Dei tre attributi della natura - forma, colore e suono - la forma è la più duratura perché tende a rimanere allo status-quo per un tempo considerevole e con mutamenti assai lenti; il colore si modifica più facilmente e perde di intensità, e alcuni colori mutano di aspetto a seconda dell’angolo che prospetta la luce; il suono è fra i tre il più fallace, perché va e viene con tanta rapidità che è impossibile captarlo e trattenerlo.

Analogamente abbiamo tre arti che esprimono il buono il vero e il bello con i tre attributi dell’anima del mondo: la scultura, la pittura, la musica.  

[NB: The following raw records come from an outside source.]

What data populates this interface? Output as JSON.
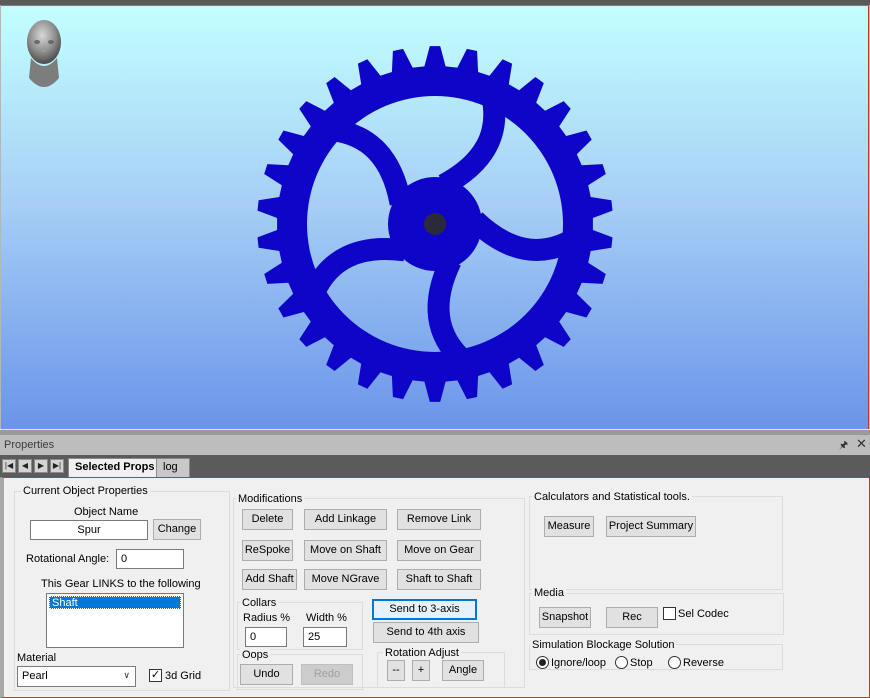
{
  "panel": {
    "title": "Properties",
    "pin_icon": "pin-icon",
    "close_icon": "close-icon",
    "tabs": [
      {
        "label": "Selected Props",
        "active": true
      },
      {
        "label": "log",
        "active": false
      }
    ]
  },
  "current_object": {
    "group_title": "Current Object Properties",
    "object_name_label": "Object Name",
    "object_name_value": "Spur",
    "change_label": "Change",
    "rotational_angle_label": "Rotational Angle:",
    "rotational_angle_value": "0",
    "links_label": "This Gear LINKS to the following",
    "links": [
      "Shaft"
    ],
    "material_label": "Material",
    "material_value": "Pearl",
    "grid_label": "3d Grid",
    "grid_checked": true
  },
  "modifications": {
    "group_title": "Modifications",
    "buttons": {
      "delete": "Delete",
      "add_linkage": "Add Linkage",
      "remove_link": "Remove Link",
      "respoke": "ReSpoke",
      "move_on_shaft": "Move on Shaft",
      "move_on_gear": "Move on Gear",
      "add_shaft": "Add Shaft",
      "move_ngrave": "Move NGrave",
      "shaft_to_shaft": "Shaft to Shaft",
      "send_3axis": "Send to 3-axis",
      "send_4axis": "Send to 4th axis"
    },
    "collars": {
      "title": "Collars",
      "radius_label": "Radius %",
      "radius_value": "0",
      "width_label": "Width %",
      "width_value": "25"
    },
    "oops": {
      "title": "Oops",
      "undo": "Undo",
      "redo": "Redo"
    },
    "rotation": {
      "title": "Rotation Adjust",
      "minus": "--",
      "plus": "+",
      "angle": "Angle"
    }
  },
  "calculators": {
    "group_title": "Calculators and Statistical tools.",
    "measure": "Measure",
    "project_summary": "Project Summary"
  },
  "media": {
    "group_title": "Media",
    "snapshot": "Snapshot",
    "rec": "Rec",
    "sel_codec": "Sel Codec",
    "sel_codec_checked": false
  },
  "simulation": {
    "group_title": "Simulation Blockage Solution",
    "options": [
      "Ignore/loop",
      "Stop",
      "Reverse"
    ],
    "selected": "Ignore/loop"
  },
  "colors": {
    "gear": "#0f05c8",
    "hub_center": "#2a2a3a"
  }
}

Nelle arti basate sulla forma e sul colore vi è dunque una creazione di carattere unico e duraturo e, sotto questo punto, sono somiglianti. Esse differiscono dalla terza arte, la musica, che non ha carattere tangibile né permanente, ma si disperde, per cui è necessario riprodurla ogni volta che desideriamo riudirla. Senza dubbio quest’arte ha il potere di parlare a tutti gli esseri umani in modo assai superiore alle altre due. La musica sa intensificare le nostre gioie e calmare i nostri dolori, sa plasmare gli istinti del selvaggio e spingere il codardo ad atti valorosi, ed è il fattore più potente per esercitare l’influenza sulle masse. Però, dal punto di vista strettamente materiale è superflua, come dimostrarono Darwin e Spencer.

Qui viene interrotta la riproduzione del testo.